Background: The vast majority of all genes are contained within the genomes of the prokaryotes, including the eubacteria and the archaea. These largely single-cellular domains of life thus contain most of the metabolic machinery housed within the earth’s biosphere. The gene systems that encode this machinery include entire pathways for the biosynthesis and catabolism of literally millions of natural products. A small subset of species within the eubacteria are also associated with disease as pathogens, and these organisms produce a specialized set of secondary metabolic products termed virulence factors. The vast majority of all prokaryotic genes are either unannotated or under-annotated with respect to the functions of their encoded proteins.
Rationale: To develop computational means to identify the specific genes, and the metabolic pathways that they encode, that underlie traits of interest for the manipulation of prokaryotic physiology to improve human life and health.
Specific Aim of the current research: To develop generic unbiased computational means to identify unannotated bacterial genes associated with pathogenesis, virulence and tissue tropism.
Results: Our initial tools for the identification of novel bacterial virulence genes were adopted from the statistical genetic approaches used in eukaryotic gene mapping. Following the statistical identification of our first set of candidate unannotated virulence genes from the human obligate pathogen Haemophilus influenzae, we demonstrated using a combination of in vitro and in vivo animal model experiments that the identified genes’ cognate proteins were actual virulence factors. Follow-on studies of one of these novel proteins, Msf1, provided mechanistic details regarding its mode of action. Subsequently, we developed random forest and neural network-based machine-learning approaches for a more thorough search of H. influenzae’s virulence/tropism genes. Through multiple rounds of parameter tuning we developed a highly reliable random forest program that provided greater than 85% specificity with regard to determining the actual disease (out of five diseases) from which a given bacterial strain was isolated. Examination of the random forest’s classifier gene selection provides a rich source of novel unannotated genes from within the microbial genomic dark matter that will provide for a focused approach for the characterization of much new biology relating to pathogenesis. It is interesting to note that four of the top five genes used by the classifier have no annotation whatsoever. Using a second neural net approach, in this case for protein annotation we have been able to assign, with a high degree of confidence, at least one GO (gene ontology) term for 14% of the 13,692 hypothetical proteins encoded by the Moraxella catarrhalis pan (supra) genome.

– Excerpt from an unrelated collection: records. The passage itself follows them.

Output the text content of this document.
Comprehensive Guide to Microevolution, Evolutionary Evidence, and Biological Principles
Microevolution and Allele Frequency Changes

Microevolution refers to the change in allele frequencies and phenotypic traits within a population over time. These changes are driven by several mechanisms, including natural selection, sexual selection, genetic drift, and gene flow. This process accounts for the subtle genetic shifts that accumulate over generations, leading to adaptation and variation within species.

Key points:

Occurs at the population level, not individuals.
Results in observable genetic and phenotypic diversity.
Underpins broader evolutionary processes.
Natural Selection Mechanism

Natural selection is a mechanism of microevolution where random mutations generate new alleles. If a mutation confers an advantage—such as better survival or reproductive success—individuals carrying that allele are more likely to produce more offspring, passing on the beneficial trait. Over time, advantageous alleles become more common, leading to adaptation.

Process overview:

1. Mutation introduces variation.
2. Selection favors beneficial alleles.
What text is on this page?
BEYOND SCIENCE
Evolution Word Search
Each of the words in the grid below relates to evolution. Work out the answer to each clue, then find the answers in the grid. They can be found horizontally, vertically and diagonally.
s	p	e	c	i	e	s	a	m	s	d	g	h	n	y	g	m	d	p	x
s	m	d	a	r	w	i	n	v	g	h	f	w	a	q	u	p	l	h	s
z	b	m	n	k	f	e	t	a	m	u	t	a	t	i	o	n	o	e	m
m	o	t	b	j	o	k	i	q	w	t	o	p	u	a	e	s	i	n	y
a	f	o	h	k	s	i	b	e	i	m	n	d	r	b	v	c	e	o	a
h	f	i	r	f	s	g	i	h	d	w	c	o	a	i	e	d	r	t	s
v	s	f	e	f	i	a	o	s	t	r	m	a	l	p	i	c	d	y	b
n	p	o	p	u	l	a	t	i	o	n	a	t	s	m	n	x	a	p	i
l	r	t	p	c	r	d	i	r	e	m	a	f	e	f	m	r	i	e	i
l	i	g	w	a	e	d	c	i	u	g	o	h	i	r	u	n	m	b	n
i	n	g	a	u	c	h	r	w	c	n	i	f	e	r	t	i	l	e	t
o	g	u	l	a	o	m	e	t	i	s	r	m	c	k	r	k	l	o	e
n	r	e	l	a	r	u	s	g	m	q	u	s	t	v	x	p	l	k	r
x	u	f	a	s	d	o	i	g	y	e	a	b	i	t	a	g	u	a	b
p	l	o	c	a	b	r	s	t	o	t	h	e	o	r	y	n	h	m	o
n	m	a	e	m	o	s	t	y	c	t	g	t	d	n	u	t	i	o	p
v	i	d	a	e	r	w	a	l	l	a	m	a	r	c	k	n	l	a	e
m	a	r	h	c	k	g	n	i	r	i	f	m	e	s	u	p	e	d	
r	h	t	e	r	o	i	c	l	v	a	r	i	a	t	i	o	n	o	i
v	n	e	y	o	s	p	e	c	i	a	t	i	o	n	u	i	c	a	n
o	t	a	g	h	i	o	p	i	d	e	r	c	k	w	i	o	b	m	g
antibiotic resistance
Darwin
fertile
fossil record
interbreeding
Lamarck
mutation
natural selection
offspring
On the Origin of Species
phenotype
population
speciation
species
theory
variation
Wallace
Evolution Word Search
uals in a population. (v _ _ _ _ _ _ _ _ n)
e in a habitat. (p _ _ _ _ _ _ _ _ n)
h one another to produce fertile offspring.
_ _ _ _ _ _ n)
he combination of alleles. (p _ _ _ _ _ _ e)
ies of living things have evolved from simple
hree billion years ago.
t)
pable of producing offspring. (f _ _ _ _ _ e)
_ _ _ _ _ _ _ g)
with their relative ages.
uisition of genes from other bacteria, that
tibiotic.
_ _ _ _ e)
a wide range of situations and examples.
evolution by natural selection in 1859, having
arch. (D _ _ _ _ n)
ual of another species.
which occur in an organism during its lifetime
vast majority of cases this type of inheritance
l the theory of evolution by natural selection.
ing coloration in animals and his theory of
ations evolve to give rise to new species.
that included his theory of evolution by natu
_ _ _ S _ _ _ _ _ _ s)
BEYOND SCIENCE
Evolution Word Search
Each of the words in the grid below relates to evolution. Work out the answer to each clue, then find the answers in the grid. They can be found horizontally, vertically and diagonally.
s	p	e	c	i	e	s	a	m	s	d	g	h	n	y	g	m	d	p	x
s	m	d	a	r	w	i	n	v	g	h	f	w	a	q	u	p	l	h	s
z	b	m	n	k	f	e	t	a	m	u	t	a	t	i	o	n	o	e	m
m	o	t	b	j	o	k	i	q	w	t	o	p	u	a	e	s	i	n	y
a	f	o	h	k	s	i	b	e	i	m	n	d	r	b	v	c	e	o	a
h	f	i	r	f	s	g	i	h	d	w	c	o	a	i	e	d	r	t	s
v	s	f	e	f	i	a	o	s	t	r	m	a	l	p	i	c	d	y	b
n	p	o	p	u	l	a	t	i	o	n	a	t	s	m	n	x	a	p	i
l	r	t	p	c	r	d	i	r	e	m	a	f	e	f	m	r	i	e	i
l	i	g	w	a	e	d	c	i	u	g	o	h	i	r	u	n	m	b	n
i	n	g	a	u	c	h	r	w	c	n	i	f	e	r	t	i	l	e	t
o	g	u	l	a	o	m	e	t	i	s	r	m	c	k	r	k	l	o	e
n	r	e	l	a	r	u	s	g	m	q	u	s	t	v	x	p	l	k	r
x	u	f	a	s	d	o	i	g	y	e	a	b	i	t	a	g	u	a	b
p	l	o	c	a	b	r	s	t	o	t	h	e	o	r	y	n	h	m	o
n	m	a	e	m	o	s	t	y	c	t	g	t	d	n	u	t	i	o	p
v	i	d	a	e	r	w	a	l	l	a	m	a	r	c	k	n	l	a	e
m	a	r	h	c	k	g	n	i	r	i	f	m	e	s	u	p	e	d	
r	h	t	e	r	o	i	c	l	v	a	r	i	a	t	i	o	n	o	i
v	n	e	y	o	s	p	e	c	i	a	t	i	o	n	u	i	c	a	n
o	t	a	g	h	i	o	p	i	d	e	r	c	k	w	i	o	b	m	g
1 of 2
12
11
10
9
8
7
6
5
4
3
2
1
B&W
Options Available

Discussion: Through the combination of multiple machine learning algorithms we have developed the beginnings of a pipeline for the in silico identification and characterization of novel unannotated genes.
Conclusions: The development of high-throughput whole genome sequencing together with the creation of a suite of unbiased methods for the identification and characterization of unannotated prokaryotic genes that are associated with specific measurable traits will provide a universal method for targeted gene characterization leading to the discovery of novel biology underlying any metabolic process of interest.
1. Understand that even in this day of massively high throughput whole genome sequencing that the vast majority of prokaryotic genes and gene systems are completely unannotated meaning that we have no idea what the genes that we sequence encode.
2. Through the application of machine-learning (artificial intelligence) approaches we are beginning the development of a computational pipeline that can be used to: (a) identify the genes involved in a particular process; and b) then annotate the identified genes as to likely molecular function.